Thursday, July 02, 2009
West Va. an environmental leader?
At least, that's what I'm hearing. The state of West Virginia has adopted a set of Smart Growth-oriented storm water rules. Here's a link.
Lynn Richards of the EPA's Office of Policy, Economics, and Innovation Smart Growth Program said in an e-mail that was forwarded to me, "This is really big news!"
Those readers with more expertise than I in such matters, please weigh in on what you see – good rules? unenforceable rules?
It appears part of a kind of underground movement to try to bring 21st-century and urban-oriented thinking to the unavoidable subject of storm water runoff and by extension, civil engineering.
Detention ponds and the BMPs (Best Management Practices) of the 20th century are generally anti-urban in their design. How do you marry good urban design with strong measures to prevent the water pollution caused by rain water than drains off pavement and fertilizer-laden lawns? Tom Low and his DPZ and other New Urbanist-oriented colleagues are making headway with their "Light Imprint" initiative.
Wednesday, July 01, 2009
Sane planning? Not for transportation
BRIDGEWATER, N.H. – Gather a bunch of people interested in urban regions – as opposed to just cities – and it's only a matter of minutes before the acronym MPO comes up, and the grumbling starts.
MPO means Metropolitan Planning Organization, and it's a federally mandated way to plan "transportation" "regionally."
Those quote marks are intentional.
To too many MPOs, "transportation" means only roads, and of the highway genre, not of the city street genre and certainly not transit or pedestrian or bicycle paths.
And for an alarming number of MPOs, including in the Charlotte region, the "regional" part is a farce. The metro area most people recognize as the Charlotte metro region is home to four separate MPOs, or five, depending on how you count. So transportation planning here is completely fragmented – and Charlotte gets shorted when dollars are divvied.

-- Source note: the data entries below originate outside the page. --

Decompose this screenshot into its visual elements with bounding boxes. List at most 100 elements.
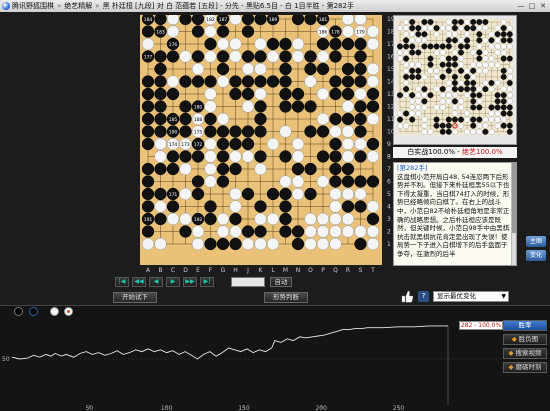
mini-black-stone	[421, 86, 428, 93]
mini-black-stone	[409, 19, 416, 25]
mini-black-stone	[464, 73, 471, 80]
black-stone	[279, 87, 292, 101]
black-stone	[179, 150, 192, 163]
next-move-button[interactable]: ▶	[166, 277, 180, 287]
black-stone	[241, 137, 255, 151]
win-loss-chart-button[interactable]: ◆ 胜负图	[503, 334, 547, 345]
mini-white-stone	[488, 43, 495, 50]
mini-white-stone	[458, 61, 464, 68]
col-label: O	[308, 267, 313, 274]
black-stone	[179, 225, 192, 238]
move-number: 182	[206, 17, 215, 23]
judge-position-button[interactable]: 形势判断	[264, 292, 308, 303]
white-stone	[191, 62, 205, 76]
mini-black-stone	[458, 116, 464, 123]
go-board[interactable]: A B C D E F G H J K L M N O P Q R S T 19 18 17 16 15 14 13 12 11 10 9…	[140, 15, 396, 277]
auto-play-button[interactable]: 自动	[270, 277, 292, 287]
move-slider[interactable]	[231, 277, 265, 287]
black-stone	[216, 150, 230, 163]
mini-black-stone	[445, 122, 452, 129]
black-stone	[229, 212, 242, 226]
mini-white-stone	[433, 86, 440, 93]
win-rate-chart[interactable]: 50 50 100 150 200 250	[0, 305, 505, 411]
mini-black-stone	[409, 116, 416, 123]
mini-white-stone	[409, 104, 416, 111]
last-move-button[interactable]: ▶|	[200, 277, 214, 287]
black-stone	[354, 200, 367, 213]
black-stone	[366, 87, 380, 101]
black-stone	[191, 25, 205, 38]
prev-move-button[interactable]: ◀	[149, 277, 163, 287]
white-stone	[279, 125, 292, 138]
row-label: 8	[387, 154, 391, 161]
white-stone	[266, 212, 280, 226]
black-stone	[154, 125, 167, 138]
move-number: 171	[169, 192, 178, 198]
search-video-button[interactable]: ◆ 搜索视频	[503, 348, 547, 359]
variation-button[interactable]: 变化	[526, 250, 546, 261]
mini-white-stone	[464, 19, 471, 25]
white-stone	[141, 237, 155, 251]
win-rate-summary: 白实战100.0% - 绝艺100.0%	[393, 147, 517, 158]
mini-black-stone	[458, 43, 464, 50]
white-stone	[291, 175, 305, 188]
black-stone	[266, 75, 280, 88]
display-mode-select[interactable]: 显示最优变化 ▼	[433, 291, 509, 302]
commentary-panel[interactable]: [第282手] 这盘棋小范开局白48, 54连忍两下后形势并不利。但接下来朴廷桓…	[393, 162, 517, 266]
go-board-canvas[interactable]: A B C D E F G H J K L M N O P Q R S T191817161514131211109…	[140, 15, 396, 277]
mini-black-stone	[451, 98, 458, 105]
mini-white-stone	[494, 80, 501, 86]
black-stone	[291, 162, 305, 176]
start-trial-button[interactable]: 开始试下	[113, 292, 157, 303]
main-view-button[interactable]: 主图	[526, 236, 546, 247]
mini-black-stone	[488, 37, 495, 44]
white-stone	[354, 15, 367, 26]
mini-white-stone	[494, 116, 501, 123]
mini-board[interactable]	[393, 15, 517, 145]
mini-black-stone	[415, 49, 422, 56]
key-moments-button[interactable]: ◆ 磨砺时刻	[503, 362, 547, 373]
thumb-up-icon[interactable]	[401, 290, 413, 303]
mini-black-stone	[403, 86, 410, 93]
mini-white-stone	[445, 80, 452, 86]
mini-white-stone	[482, 80, 489, 86]
comment-scrollbar[interactable]	[511, 163, 516, 265]
win-rate-tab[interactable]: 胜率	[503, 320, 547, 331]
black-stone	[191, 175, 205, 188]
mini-white-stone	[433, 73, 440, 80]
black-stone	[291, 87, 305, 101]
mini-white-stone	[494, 61, 501, 68]
row-label: 6	[387, 179, 391, 186]
black-stone	[141, 200, 155, 213]
close-icon[interactable]: ✕	[538, 1, 548, 11]
minimize-icon[interactable]: —	[516, 1, 526, 11]
col-label: R	[346, 267, 350, 274]
mini-black-stone	[470, 104, 477, 111]
mini-white-stone	[488, 61, 495, 68]
mini-white-stone	[433, 49, 440, 56]
mini-black-stone	[451, 116, 458, 123]
mini-white-stone	[458, 104, 464, 111]
row-label: 7	[387, 166, 391, 173]
mini-white-stone	[415, 98, 422, 105]
black-stone	[204, 212, 217, 226]
mini-white-stone	[458, 55, 464, 62]
black-stone	[216, 137, 230, 151]
black-stone	[354, 50, 367, 63]
maximize-icon[interactable]: □	[527, 1, 537, 11]
mini-white-stone	[409, 61, 416, 68]
white-stone	[204, 100, 217, 113]
fast-forward-button[interactable]: ▶▶	[183, 277, 197, 287]
black-stone	[254, 100, 267, 113]
black-stone	[166, 50, 180, 63]
mini-white-stone	[403, 49, 410, 56]
black-stone	[291, 15, 305, 26]
help-button[interactable]: ?	[418, 291, 429, 302]
mini-board-canvas	[397, 19, 513, 135]
white-stone	[304, 225, 317, 238]
scroll-thumb[interactable]	[512, 163, 516, 233]
rewind-button[interactable]: ◀◀	[132, 277, 146, 287]
mini-black-stone	[409, 49, 416, 56]
first-move-button[interactable]: |◀	[115, 277, 129, 287]
mini-white-stone	[415, 86, 422, 93]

Further, the Mecklenburg-Union MPO, affectionately known as MUMPO, rates about a 3 on a scale of 10, if 10 is to be completely multimodal in focus, and 1 is all-roads-all-the-time.

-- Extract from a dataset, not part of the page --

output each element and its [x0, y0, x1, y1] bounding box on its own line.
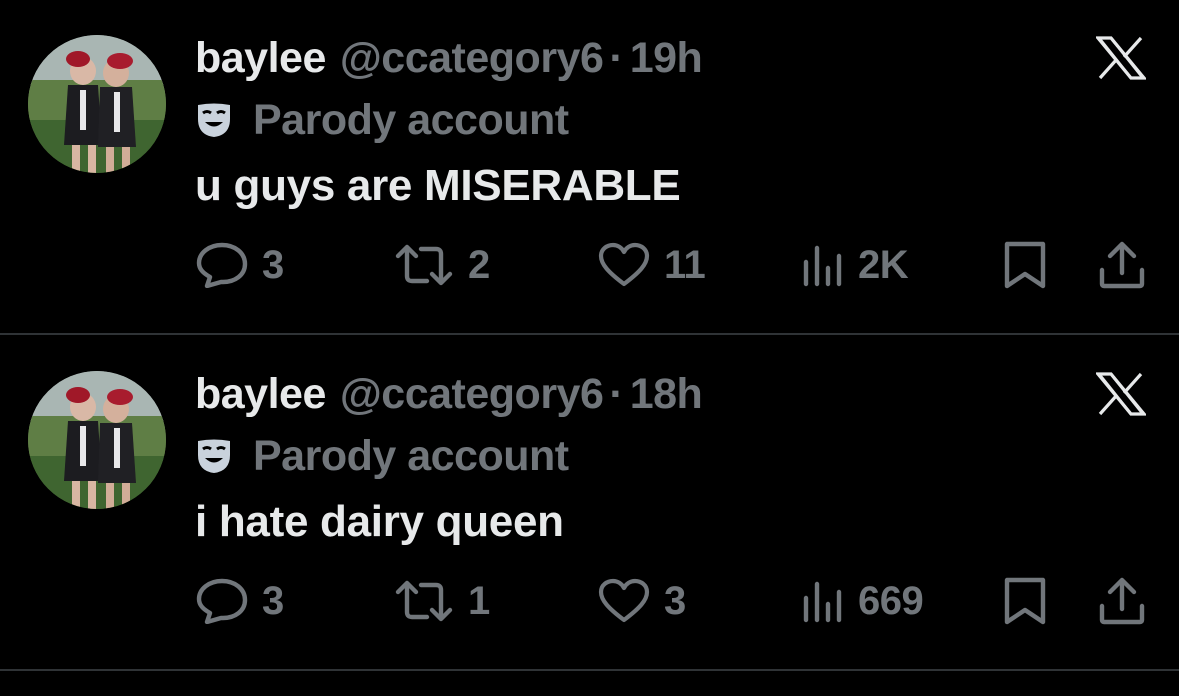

At a conference among members of the Citistates Group's associates – an association of writers, thinkers, practitioners and government officials who share an interest in metro regions – I heard several MPO horror stories. Consider: In San Jose's region, the largest city in the region (San Jose) in effect has no voting representative on its MPO.
But here's what Tom Downs (former New Jersey transportation commissioner, former CEO of Amtrak, among other things) suggested: Too many MPOs are in violation of Title 23 of the U.S. Code (here's a Wikipedia link), particularly the part that says the MPO should cover the whole metro area:
"Each metropolitan planning area —
(A) shall encompass at least the existing urbanized area and the contiguous area expected to become urbanized within a 20-year forecast period for the transportation plan; and may encompass the entire metropolitan statistical area or consolidated metropolitan statistical area, as defined by the Bureau of the Census."

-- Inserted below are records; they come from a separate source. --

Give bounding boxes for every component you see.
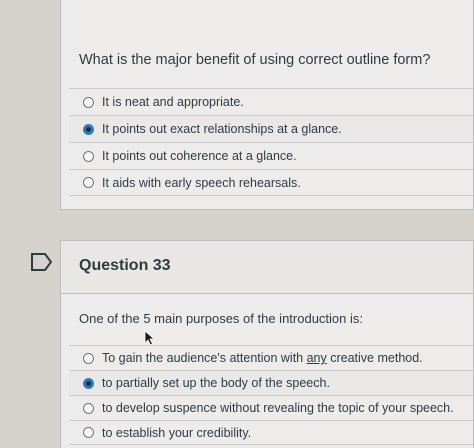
radio-button[interactable] [83, 96, 94, 108]
answer-label: It is neat and appropriate. [102, 95, 244, 109]
answer-label: It points out exact relationships at a g… [102, 122, 342, 136]
question-32-answers: It is neat and appropriate. It points ou… [69, 88, 473, 196]
question-32-prompt: What is the major benefit of using corre… [79, 52, 431, 68]
answer-option-selected[interactable]: to partially set up the body of the spee… [69, 370, 473, 395]
radio-button[interactable] [83, 150, 94, 162]
emphasis-text: any [306, 351, 327, 365]
answer-option[interactable]: It points out coherence at a glance. [69, 142, 473, 169]
answer-option[interactable]: It is neat and appropriate. [69, 88, 473, 115]
question-32-card: What is the major benefit of using corre… [60, 0, 474, 210]
radio-button[interactable] [83, 402, 94, 414]
radio-button-checked[interactable] [83, 377, 94, 389]
flag-icon[interactable] [30, 252, 54, 272]
question-33-answers: To gain the audience's attention with an… [69, 345, 473, 445]
answer-label: to develop suspence without revealing th… [102, 401, 454, 415]
radio-button[interactable] [83, 352, 94, 364]
answer-option[interactable]: It aids with early speech rehearsals. [69, 169, 473, 196]
question-33-card: Question 33 One of the 5 main purposes o… [60, 240, 474, 448]
question-33-prompt: One of the 5 main purposes of the introd… [79, 311, 364, 326]
answer-option[interactable]: to establish your credibility. [69, 420, 473, 445]
answer-label: to partially set up the body of the spee… [102, 376, 330, 390]
answer-option[interactable]: to develop suspence without revealing th… [69, 395, 473, 420]
answer-label: to establish your credibility. [102, 425, 252, 440]
answer-label: It aids with early speech rehearsals. [102, 175, 301, 190]
radio-button[interactable] [83, 427, 94, 438]
question-header: Question 33 [61, 241, 473, 294]
answer-option-selected[interactable]: It points out exact relationships at a g… [69, 115, 473, 142]
radio-button-checked[interactable] [83, 123, 94, 135]
question-title: Question 33 [79, 257, 171, 274]
answer-label: It points out coherence at a glance. [102, 149, 297, 163]
answer-label: To gain the audience's attention with an… [102, 351, 423, 365]
answer-option[interactable]: To gain the audience's attention with an… [69, 345, 473, 370]
radio-button[interactable] [83, 177, 94, 188]
mouse-pointer-icon [144, 330, 156, 346]
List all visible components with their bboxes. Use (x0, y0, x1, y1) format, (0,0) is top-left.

Ahem. Mecklenburg and Union counties are most decidedly not "the contiguous area expected to become urbanized within a 20-year forecast period for the transportation plan. " Can you say, "Cabarrus County" or "Mooresville" or "Belmont-Gastonia-Mount Holly" or "Rock Hill-Fort Mill"?
What is to be done? Downs noted that the law has a process for decertifying an MPO that isn't following the code. That's a big hammer to use.
The multiple MPOs and RPOs (R as in rural) in this region – MUMPO plus Gastonia, Cabarrus-Rowan, Greater Hickory and Rock Hill-Fort Mill, S.C., MPOs and the Lake Norman and Rocky River RPOs – have not tried to consolidate, although any rational person can see that's what should happen. Is it time for the hammer?